Question Answering over Linked Data (QALD)
QALD is a series of evaluation campaigns on question answering over linked data. So far, it has been organized as an ESWC workshop and an ISWC workshop as well as a part of the Question Answering lab at CLEF.
While more and more structured data is published on the web, the question of how typical web users can access this body of knowledge becomes of crucial importance. Over the past years, there is a growing amount of research on interaction paradigms that allow end users to profit from the expressive power of Semantic Web standards while at the same time hiding their complexity behind an intuitive and easy-to-use interface. Especially natural language interfaces have received wide attention, as they allow users to express arbitrarily complex information needs in an intuitive fashion and, at least in principle, in their own language. Multilingualism has, in fact, become an issue of major interest for the Semantic Web community, as both the number of actors creating and publishing data all in languages other than English, as well as the amount of users that access this data and speak native languages other than English is growing substantially.
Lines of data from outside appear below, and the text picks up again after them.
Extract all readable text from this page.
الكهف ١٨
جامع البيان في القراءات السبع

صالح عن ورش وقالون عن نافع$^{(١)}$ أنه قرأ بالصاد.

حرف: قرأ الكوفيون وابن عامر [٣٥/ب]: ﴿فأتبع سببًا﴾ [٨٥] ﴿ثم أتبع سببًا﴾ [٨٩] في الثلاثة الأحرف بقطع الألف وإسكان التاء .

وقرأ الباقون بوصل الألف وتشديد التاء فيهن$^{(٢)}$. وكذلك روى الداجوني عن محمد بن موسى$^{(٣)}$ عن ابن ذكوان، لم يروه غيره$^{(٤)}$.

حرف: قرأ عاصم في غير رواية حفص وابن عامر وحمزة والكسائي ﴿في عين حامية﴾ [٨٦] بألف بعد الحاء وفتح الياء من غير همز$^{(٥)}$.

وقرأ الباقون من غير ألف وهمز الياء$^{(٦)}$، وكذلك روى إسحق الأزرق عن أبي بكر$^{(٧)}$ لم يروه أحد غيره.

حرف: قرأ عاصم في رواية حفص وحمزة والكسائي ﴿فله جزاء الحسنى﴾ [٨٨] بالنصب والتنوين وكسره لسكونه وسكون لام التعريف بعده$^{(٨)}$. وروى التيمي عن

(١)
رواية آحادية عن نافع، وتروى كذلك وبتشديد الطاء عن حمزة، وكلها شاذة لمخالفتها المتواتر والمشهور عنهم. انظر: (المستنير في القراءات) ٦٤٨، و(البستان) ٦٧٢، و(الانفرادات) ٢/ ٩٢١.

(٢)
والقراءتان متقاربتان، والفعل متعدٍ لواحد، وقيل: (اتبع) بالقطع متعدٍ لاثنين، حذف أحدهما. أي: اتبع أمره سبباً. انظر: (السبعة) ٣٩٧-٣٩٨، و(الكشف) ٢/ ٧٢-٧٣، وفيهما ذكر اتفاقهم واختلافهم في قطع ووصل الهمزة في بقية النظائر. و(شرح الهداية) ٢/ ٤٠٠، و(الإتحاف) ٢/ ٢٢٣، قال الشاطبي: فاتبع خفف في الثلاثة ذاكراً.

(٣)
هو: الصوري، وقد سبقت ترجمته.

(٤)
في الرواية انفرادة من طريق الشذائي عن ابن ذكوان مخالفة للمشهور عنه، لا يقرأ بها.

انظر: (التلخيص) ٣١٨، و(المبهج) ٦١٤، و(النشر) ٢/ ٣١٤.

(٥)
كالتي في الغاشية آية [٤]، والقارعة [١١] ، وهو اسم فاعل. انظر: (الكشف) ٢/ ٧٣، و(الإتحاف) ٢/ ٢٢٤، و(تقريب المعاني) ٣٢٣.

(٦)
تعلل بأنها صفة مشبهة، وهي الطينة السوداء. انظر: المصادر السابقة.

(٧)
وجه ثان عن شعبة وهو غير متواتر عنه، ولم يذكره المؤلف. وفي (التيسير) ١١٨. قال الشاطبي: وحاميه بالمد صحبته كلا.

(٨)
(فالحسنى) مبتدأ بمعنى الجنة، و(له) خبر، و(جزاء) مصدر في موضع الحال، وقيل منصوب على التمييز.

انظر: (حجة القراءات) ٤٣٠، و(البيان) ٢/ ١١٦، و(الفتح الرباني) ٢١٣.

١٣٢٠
The key challenge is to translate the users' information needs into a form such that they can be evaluated using standard Semantic Web query processing and inferencing techniques. Over the past years, a range of approaches have been developed to address this challenge, showing significant advances towards answering natural language questions with respect to large, heterogeneous sets of structured data. However, only few systems yet address the fact that the structured data available nowadays is distributed among a large collection of interconnected datasets, and that answers to questions can often only be provided if information from several sources are combined. In addition, a lot of information is still available only in textual form, both on the web and in the form of labels and abstracts in linked data sources. Therefore approaches are needed that can not only deal with the specific character of structured data but also with finding information in several sources, processing both structured and unstructured information, and combining such gathered information into one answer.